I was inspired to write this when I saw the fund returns (18% from 1999 to 2009) of an American fund where the AVERAGE TYPICAL INVESTOR lost 11% during the same period. Which means a dollar weighted return of this fund would not be too great. Currently in the Indian market if a Naren or a Prashant Jain were to launch a fund they would surely get more (far far more) money than if a fund were launched by say Invesco. However, that is not proof that the performance of Icici or Hdfc will be better than Invesco. Far from it. However once Invesco’s fund manager builds a track record (say 4 years) you will find money flowing in. So the fund manager who knew how to manage Rs. 800 crores very well will start getting Rs. 100 crores a month! Will he be able to manage that kinda money is difficult to answer. Our regulator should ask for Rupee weighted return apart from time weighted return and some of our big funds may not look to great. This kind of data is useful for training IFA – and showing them the importance of Behavioral finance. Our regulator should worry about these things far more. No clue who will do such work – remember it is not easy to do it, and it takes a lot of money and data. Only a regulator can force the Registrar to calculate such returns. AMC may not have calculated or may not be willing to share – unless legislated.

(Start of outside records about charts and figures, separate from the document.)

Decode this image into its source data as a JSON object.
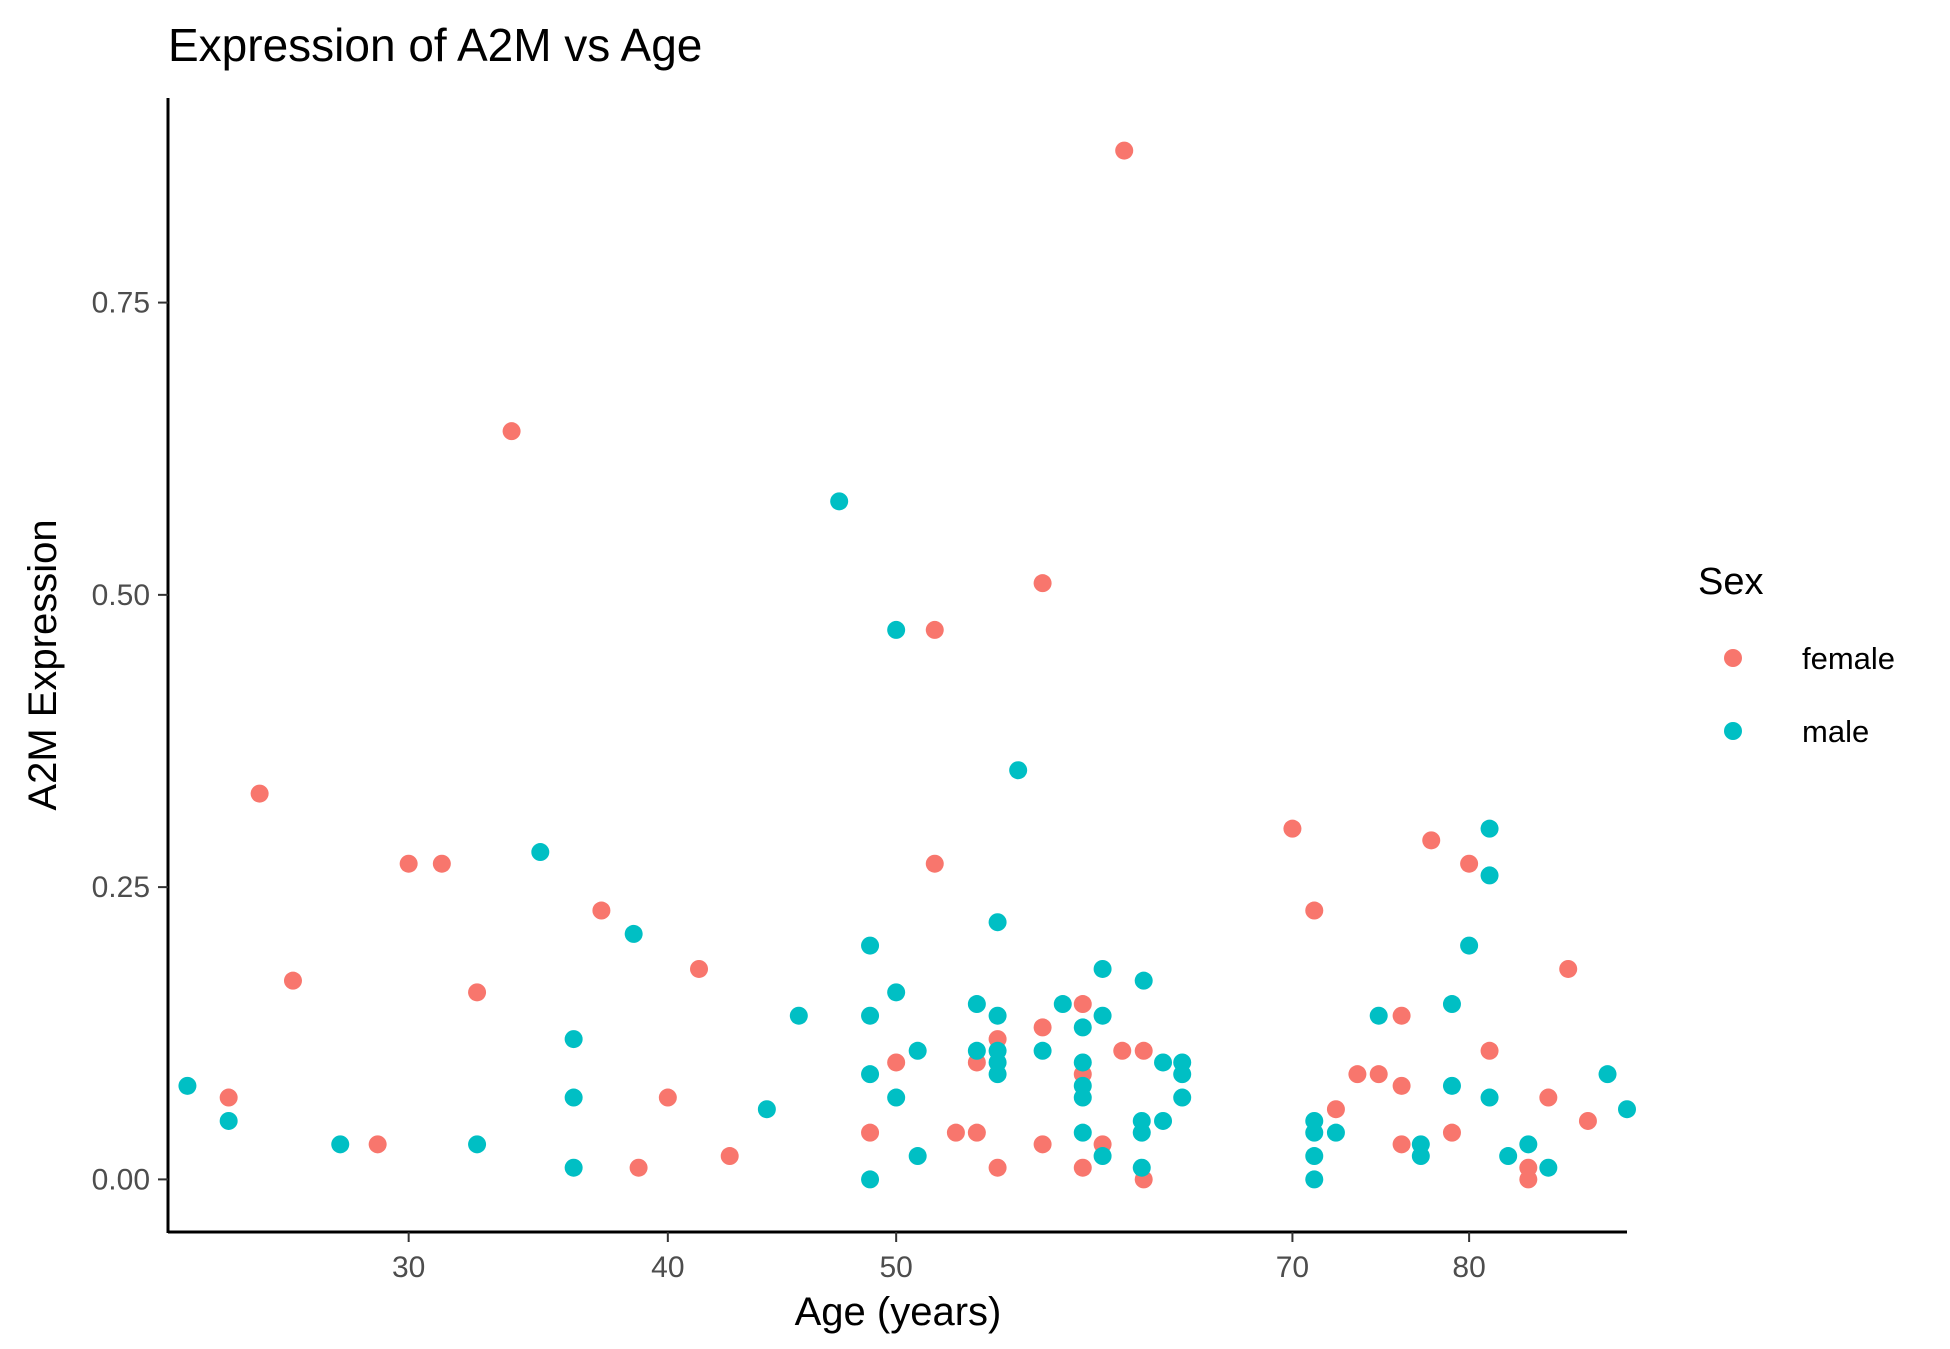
{
  "chart_data": {
    "type": "scatter",
    "title": "Expression of  A2M  vs Age",
    "xlabel": "Age (years)",
    "ylabel": "A2M  Expression",
    "x_scale": "sqrt",
    "xlim": [
      22,
      89.5
    ],
    "ylim": [
      -0.045,
      0.925
    ],
    "x_ticks": [
      30,
      40,
      50,
      70,
      80
    ],
    "x_tick_labels": [
      "30",
      "40",
      "50",
      "70",
      "80"
    ],
    "y_ticks": [
      0,
      0.25,
      0.5,
      0.75
    ],
    "y_tick_labels": [
      "0.00",
      "0.25",
      "0.50",
      "0.75"
    ],
    "grid": false,
    "legend": {
      "title": "Sex",
      "position": "right"
    },
    "series": [
      {
        "name": "female",
        "color": "#f8766d",
        "points": [
          [
            23.9,
            0.07
          ],
          [
            24.9,
            0.33
          ],
          [
            26.0,
            0.17
          ],
          [
            28.9,
            0.03
          ],
          [
            30.0,
            0.27
          ],
          [
            31.2,
            0.27
          ],
          [
            32.5,
            0.16
          ],
          [
            33.8,
            0.64
          ],
          [
            37.3,
            0.23
          ],
          [
            38.8,
            0.01
          ],
          [
            40.0,
            0.07
          ],
          [
            41.3,
            0.18
          ],
          [
            42.6,
            0.02
          ],
          [
            48.8,
            0.04
          ],
          [
            50.0,
            0.1
          ],
          [
            51.8,
            0.47
          ],
          [
            51.8,
            0.27
          ],
          [
            52.8,
            0.04
          ],
          [
            53.8,
            0.1
          ],
          [
            53.8,
            0.04
          ],
          [
            54.8,
            0.12
          ],
          [
            54.8,
            0.01
          ],
          [
            57.0,
            0.51
          ],
          [
            57.0,
            0.13
          ],
          [
            57.0,
            0.03
          ],
          [
            59.0,
            0.15
          ],
          [
            59.0,
            0.09
          ],
          [
            59.0,
            0.01
          ],
          [
            60.0,
            0.03
          ],
          [
            61.0,
            0.11
          ],
          [
            61.1,
            0.88
          ],
          [
            62.1,
            0.11
          ],
          [
            62.1,
            0.0
          ],
          [
            70.0,
            0.3
          ],
          [
            71.2,
            0.23
          ],
          [
            72.4,
            0.06
          ],
          [
            73.6,
            0.09
          ],
          [
            74.8,
            0.09
          ],
          [
            76.1,
            0.14
          ],
          [
            76.1,
            0.08
          ],
          [
            76.1,
            0.03
          ],
          [
            77.8,
            0.29
          ],
          [
            79.0,
            0.04
          ],
          [
            80.0,
            0.27
          ],
          [
            81.2,
            0.11
          ],
          [
            83.5,
            0.01
          ],
          [
            83.5,
            0.0
          ],
          [
            84.7,
            0.07
          ],
          [
            85.9,
            0.18
          ],
          [
            87.1,
            0.05
          ]
        ]
      },
      {
        "name": "male",
        "color": "#00bfc4",
        "points": [
          [
            22.6,
            0.08
          ],
          [
            23.9,
            0.05
          ],
          [
            27.6,
            0.03
          ],
          [
            32.5,
            0.03
          ],
          [
            34.9,
            0.28
          ],
          [
            36.2,
            0.12
          ],
          [
            36.2,
            0.07
          ],
          [
            36.2,
            0.01
          ],
          [
            38.6,
            0.21
          ],
          [
            44.2,
            0.06
          ],
          [
            45.6,
            0.14
          ],
          [
            47.4,
            0.58
          ],
          [
            48.8,
            0.2
          ],
          [
            48.8,
            0.14
          ],
          [
            48.8,
            0.09
          ],
          [
            48.8,
            0.0
          ],
          [
            50.0,
            0.47
          ],
          [
            50.0,
            0.16
          ],
          [
            50.0,
            0.07
          ],
          [
            51.0,
            0.11
          ],
          [
            51.0,
            0.02
          ],
          [
            53.8,
            0.15
          ],
          [
            53.8,
            0.11
          ],
          [
            54.8,
            0.22
          ],
          [
            54.8,
            0.14
          ],
          [
            54.8,
            0.11
          ],
          [
            54.8,
            0.1
          ],
          [
            54.8,
            0.09
          ],
          [
            55.8,
            0.35
          ],
          [
            57.0,
            0.11
          ],
          [
            58.0,
            0.15
          ],
          [
            59.0,
            0.13
          ],
          [
            59.0,
            0.1
          ],
          [
            59.0,
            0.08
          ],
          [
            59.0,
            0.07
          ],
          [
            59.0,
            0.04
          ],
          [
            60.0,
            0.18
          ],
          [
            60.0,
            0.14
          ],
          [
            60.0,
            0.02
          ],
          [
            62.0,
            0.05
          ],
          [
            62.0,
            0.04
          ],
          [
            62.0,
            0.01
          ],
          [
            62.1,
            0.17
          ],
          [
            63.1,
            0.1
          ],
          [
            63.1,
            0.05
          ],
          [
            64.1,
            0.1
          ],
          [
            64.1,
            0.09
          ],
          [
            64.1,
            0.07
          ],
          [
            71.2,
            0.05
          ],
          [
            71.2,
            0.04
          ],
          [
            71.2,
            0.02
          ],
          [
            71.2,
            0.0
          ],
          [
            72.4,
            0.04
          ],
          [
            74.8,
            0.14
          ],
          [
            77.2,
            0.03
          ],
          [
            77.2,
            0.02
          ],
          [
            79.0,
            0.08
          ],
          [
            79.0,
            0.15
          ],
          [
            80.0,
            0.2
          ],
          [
            81.2,
            0.3
          ],
          [
            81.2,
            0.26
          ],
          [
            81.2,
            0.07
          ],
          [
            82.3,
            0.02
          ],
          [
            83.5,
            0.03
          ],
          [
            84.7,
            0.01
          ],
          [
            88.3,
            0.09
          ],
          [
            89.5,
            0.06
          ]
        ]
      }
    ]
  }
}
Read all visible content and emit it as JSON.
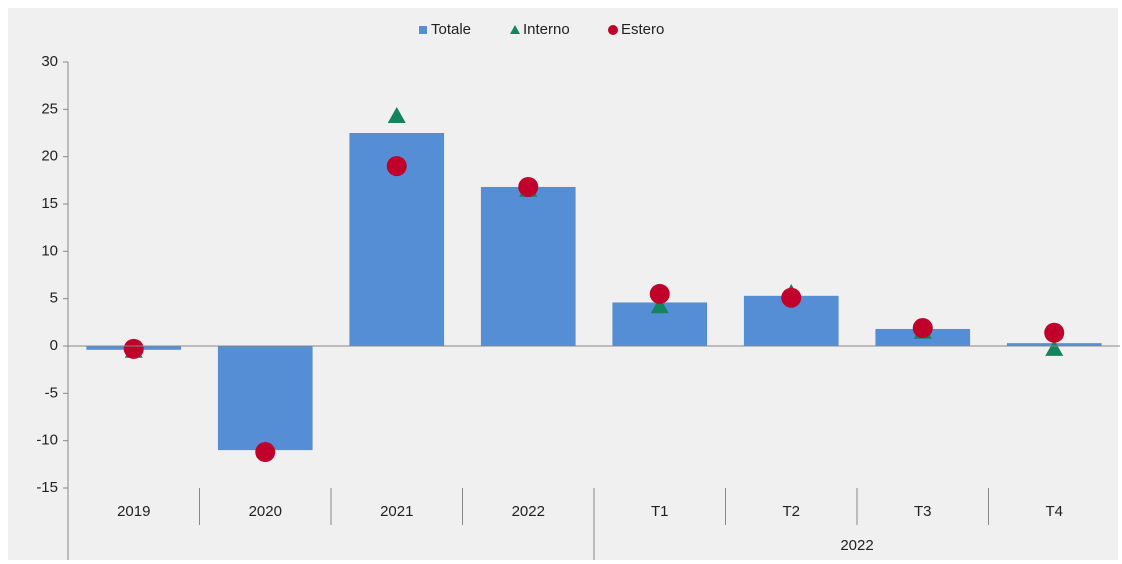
{
  "chart_data": {
    "type": "bar",
    "categories": [
      "2019",
      "2020",
      "2021",
      "2022",
      "T1",
      "T2",
      "T3",
      "T4"
    ],
    "x_group_label": "2022",
    "series": [
      {
        "name": "Totale",
        "color": "#558ed5",
        "marker": "bar",
        "values": [
          -0.4,
          -11.0,
          22.5,
          16.8,
          4.6,
          5.3,
          1.8,
          0.3
        ]
      },
      {
        "name": "Interno",
        "color": "#13845e",
        "marker": "triangle",
        "values": [
          -0.5,
          -11.0,
          24.3,
          16.5,
          4.2,
          5.6,
          1.5,
          -0.3
        ]
      },
      {
        "name": "Estero",
        "color": "#c0002a",
        "marker": "circle",
        "values": [
          -0.3,
          -11.2,
          19.0,
          16.8,
          5.5,
          5.1,
          1.9,
          1.4
        ]
      }
    ],
    "ylim": [
      -15,
      30
    ],
    "yticks": [
      -15,
      -10,
      -5,
      0,
      5,
      10,
      15,
      20,
      25,
      30
    ],
    "legend": "top"
  }
}
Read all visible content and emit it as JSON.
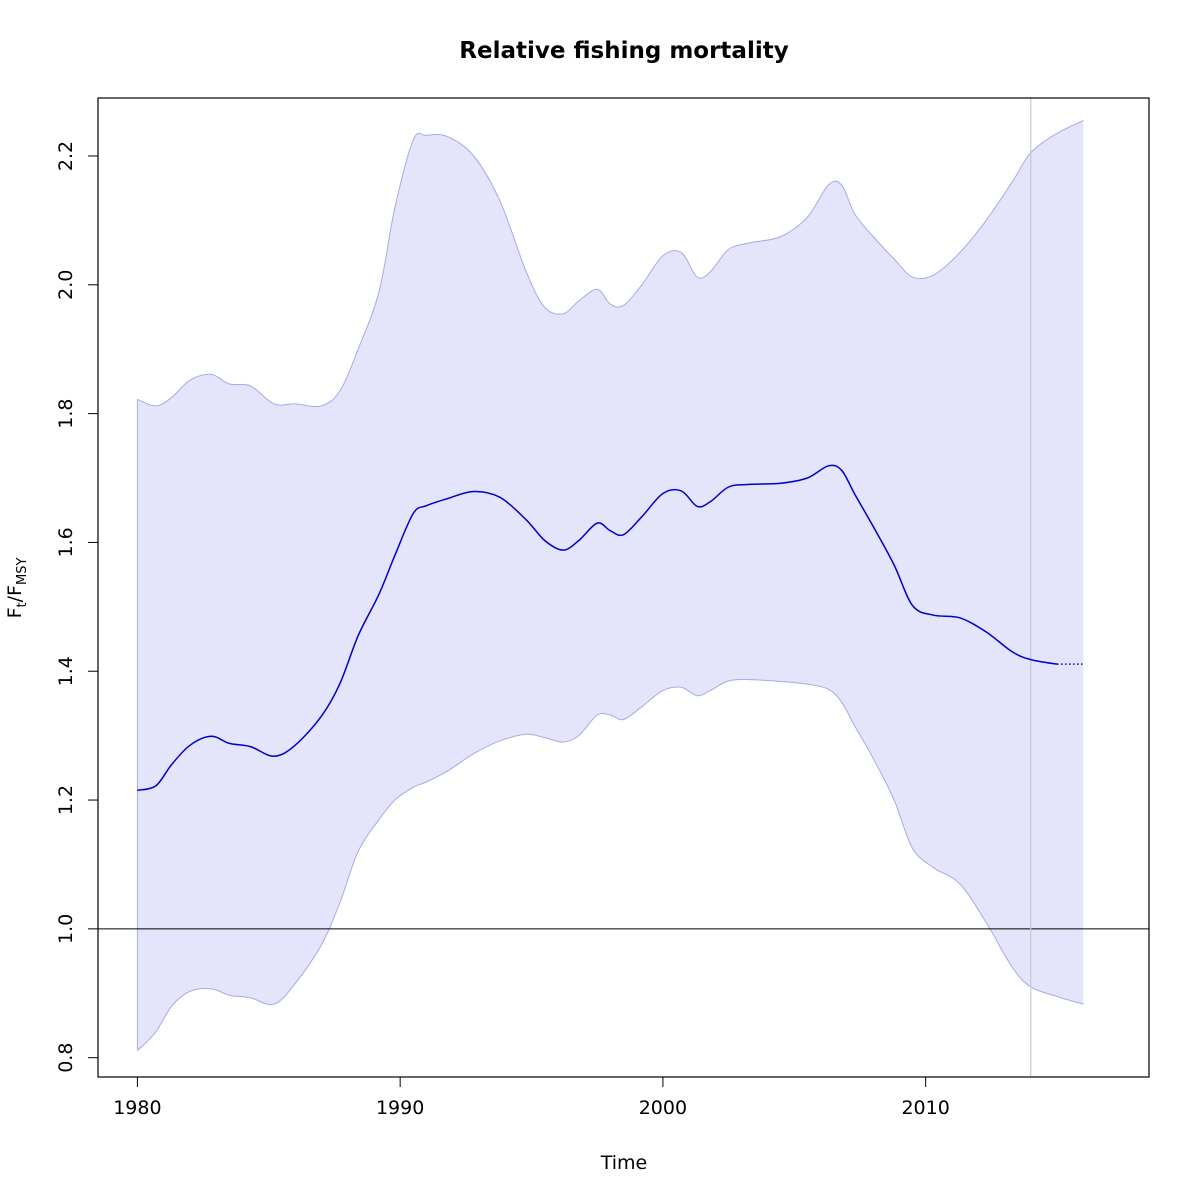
{
  "chart_data": {
    "type": "line",
    "title": "Relative fishing mortality",
    "xlabel": "Time",
    "ylabel_main": "F",
    "ylabel_sub1": "t",
    "ylabel_sep": "/F",
    "ylabel_sub2": "MSY",
    "xlim": [
      1978.5,
      2018.5
    ],
    "ylim": [
      0.77,
      2.29
    ],
    "x_ticks": [
      1980,
      1990,
      2000,
      2010
    ],
    "y_ticks": [
      0.8,
      1.0,
      1.2,
      1.4,
      1.6,
      1.8,
      2.0,
      2.2
    ],
    "reference_hline": 1.0,
    "reference_vline": 2014,
    "colors": {
      "band_fill": "#e4e4fb",
      "band_stroke": "#a9a9e6",
      "line": "#0000cc",
      "vline": "#c8c8d8",
      "axis": "#000000"
    },
    "series": [
      {
        "role": "estimate",
        "x": [
          1980,
          1980.7,
          1981.3,
          1982,
          1982.8,
          1983.5,
          1984.3,
          1985.2,
          1986,
          1987,
          1987.7,
          1988.4,
          1989.2,
          1989.8,
          1990.5,
          1991,
          1991.8,
          1992.8,
          1993.8,
          1994.8,
          1995.5,
          1996.2,
          1996.8,
          1997.5,
          1998,
          1998.5,
          1999.2,
          2000,
          2000.7,
          2001.3,
          2001.8,
          2002.5,
          2003.3,
          2004.5,
          2005.5,
          2006.3,
          2006.8,
          2007.3,
          2008,
          2008.8,
          2009.5,
          2010.3,
          2011.3,
          2012.3,
          2013.3,
          2014,
          2015
        ],
        "y": [
          1.215,
          1.222,
          1.255,
          1.285,
          1.299,
          1.288,
          1.283,
          1.268,
          1.285,
          1.33,
          1.38,
          1.455,
          1.52,
          1.58,
          1.645,
          1.657,
          1.668,
          1.679,
          1.67,
          1.635,
          1.603,
          1.588,
          1.603,
          1.63,
          1.618,
          1.612,
          1.64,
          1.676,
          1.68,
          1.656,
          1.663,
          1.686,
          1.69,
          1.692,
          1.7,
          1.719,
          1.712,
          1.675,
          1.625,
          1.565,
          1.502,
          1.487,
          1.483,
          1.461,
          1.43,
          1.418,
          1.411
        ]
      },
      {
        "role": "forecast",
        "x": [
          2015,
          2016
        ],
        "y": [
          1.411,
          1.411
        ]
      },
      {
        "role": "upper_ci",
        "x": [
          1980,
          1980.7,
          1981.3,
          1982,
          1982.8,
          1983.5,
          1984.3,
          1985.2,
          1986,
          1987,
          1987.7,
          1988.4,
          1989.2,
          1989.8,
          1990.5,
          1991,
          1991.8,
          1992.8,
          1993.8,
          1994.8,
          1995.5,
          1996.2,
          1996.8,
          1997.5,
          1998,
          1998.5,
          1999.2,
          2000,
          2000.7,
          2001.3,
          2001.8,
          2002.5,
          2003.3,
          2004.5,
          2005.5,
          2006.3,
          2006.8,
          2007.3,
          2008,
          2008.8,
          2009.5,
          2010.3,
          2011.3,
          2012.3,
          2013.3,
          2014,
          2015,
          2016
        ],
        "y": [
          1.822,
          1.812,
          1.825,
          1.852,
          1.861,
          1.846,
          1.843,
          1.815,
          1.815,
          1.812,
          1.835,
          1.9,
          1.99,
          2.12,
          2.225,
          2.232,
          2.23,
          2.2,
          2.13,
          2.02,
          1.965,
          1.955,
          1.975,
          1.993,
          1.97,
          1.968,
          2.0,
          2.045,
          2.05,
          2.012,
          2.02,
          2.055,
          2.065,
          2.075,
          2.105,
          2.155,
          2.155,
          2.11,
          2.075,
          2.04,
          2.012,
          2.015,
          2.05,
          2.1,
          2.16,
          2.205,
          2.235,
          2.255
        ]
      },
      {
        "role": "lower_ci",
        "x": [
          1980,
          1980.7,
          1981.3,
          1982,
          1982.8,
          1983.5,
          1984.3,
          1985.2,
          1986,
          1987,
          1987.7,
          1988.4,
          1989.2,
          1989.8,
          1990.5,
          1991,
          1991.8,
          1992.8,
          1993.8,
          1994.8,
          1995.5,
          1996.2,
          1996.8,
          1997.5,
          1998,
          1998.5,
          1999.2,
          2000,
          2000.7,
          2001.3,
          2001.8,
          2002.5,
          2003.3,
          2004.5,
          2005.5,
          2006.3,
          2006.8,
          2007.3,
          2008,
          2008.8,
          2009.5,
          2010.3,
          2011.3,
          2012.3,
          2013.3,
          2014,
          2015,
          2016
        ],
        "y": [
          0.811,
          0.84,
          0.88,
          0.903,
          0.907,
          0.897,
          0.893,
          0.883,
          0.915,
          0.975,
          1.04,
          1.12,
          1.17,
          1.2,
          1.22,
          1.228,
          1.245,
          1.272,
          1.292,
          1.302,
          1.297,
          1.29,
          1.3,
          1.332,
          1.332,
          1.325,
          1.345,
          1.37,
          1.375,
          1.362,
          1.37,
          1.385,
          1.387,
          1.384,
          1.38,
          1.372,
          1.352,
          1.315,
          1.265,
          1.2,
          1.125,
          1.095,
          1.07,
          1.01,
          0.94,
          0.91,
          0.895,
          0.883
        ]
      }
    ]
  }
}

Of course this is an extreme example – the fund started in 2007, people put in the money, and in 2008 – people panicked and removed the money. From 2009 it had an amazing bull run – which the typical investor OBVIOUSLY missed!

It is fairly OBVIOUS that the fund industry (and their paid media) will concentrate on the next ‘big’ opportunity! They know that most of us will use short cuts (Naren has performed well in the past) – backed by a huge ad budget it is easy to sell an NFO. Imagine me writing an article on ‘how to improve as an investor’ – who wants to read 500 words of gyaan with no take away at the end of the article? It is much easier to read an article titled “20 shares to double your money in 2019”.

All the best, please Google it. You may find it. But it will not be written by me.

Who knows? I just may!

Happy new year.

  1. Hi Subra sir, Thank you. I could learn ‘rupee weighted return’ and ‘time weighted return’ terminology from this article.